In command line when you execute something, you can visually see what the extension is. If it ends on .vbs I would start to become suspicious (not that .vbs is executable on Linux. At least not without some more effort ;) ).
As mentioned by others, in Linux an interpreter directive method is used (storing some metadata in a file as a header or magic number so the correct interpreter can be told to read it) rather than the filename extension association method used by Windows.

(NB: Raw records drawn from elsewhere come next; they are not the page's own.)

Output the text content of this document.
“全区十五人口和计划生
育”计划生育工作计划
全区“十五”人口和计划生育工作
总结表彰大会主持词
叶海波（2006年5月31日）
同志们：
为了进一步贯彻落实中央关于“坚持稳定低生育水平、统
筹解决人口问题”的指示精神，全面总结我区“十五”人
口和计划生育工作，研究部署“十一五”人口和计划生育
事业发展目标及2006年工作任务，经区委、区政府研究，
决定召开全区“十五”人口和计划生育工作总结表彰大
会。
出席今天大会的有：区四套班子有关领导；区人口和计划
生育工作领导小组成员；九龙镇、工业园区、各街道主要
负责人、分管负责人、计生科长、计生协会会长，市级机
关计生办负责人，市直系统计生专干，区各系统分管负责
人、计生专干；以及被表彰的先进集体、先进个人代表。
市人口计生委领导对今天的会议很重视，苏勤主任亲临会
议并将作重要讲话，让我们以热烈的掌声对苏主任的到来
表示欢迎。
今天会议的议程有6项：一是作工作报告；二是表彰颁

This means you can create a file with almost any name you like... with a few exceptions
However
I would like to add a word of caution.
If you have some files on your system from a system that uses filename association, the files may not have those magic numbers or headers. Filename extensions are used to identify these files by applications that are able to read them, and you may experience some unexpected effects if you rename such files. For example:
If you rename a file My Novel.doc
to My-Novel
, Libreoffice will still be able to open it, but it will open as 'Untitled' and you will have to name it again in order to save it (Libreoffice adds an extension by default, so you would then have two files My-Novel
and My-Novel.odt
, which could be annoying)
More seriously, if you rename a file My Spreadsheet.xlsx to My-Spreadsheet, then try to open it with xdg-open My-Spreadsheet
you will get this (because it's actually a compressed file):
And if you rename a file My Spreadsheet.xls
to My-Spreadsheet
, when you xdg-open My-Spreadsheet
you get an error saying
error opening location: No application is registered as handling this file
(Although in both these cases it works OK if you do soffice My-Spreadsheet
)
If you then rename the extensionless file to My-Spreadsheet.ods
with mv
and try to open it you will get this:
(repair fails)
And you will have to put the original extension back on to open the file correctly (you can then convert the format if you wish)
TL;DR:
If you have non-native files with name extensions, don't remove the extensions assuming everything will be OK!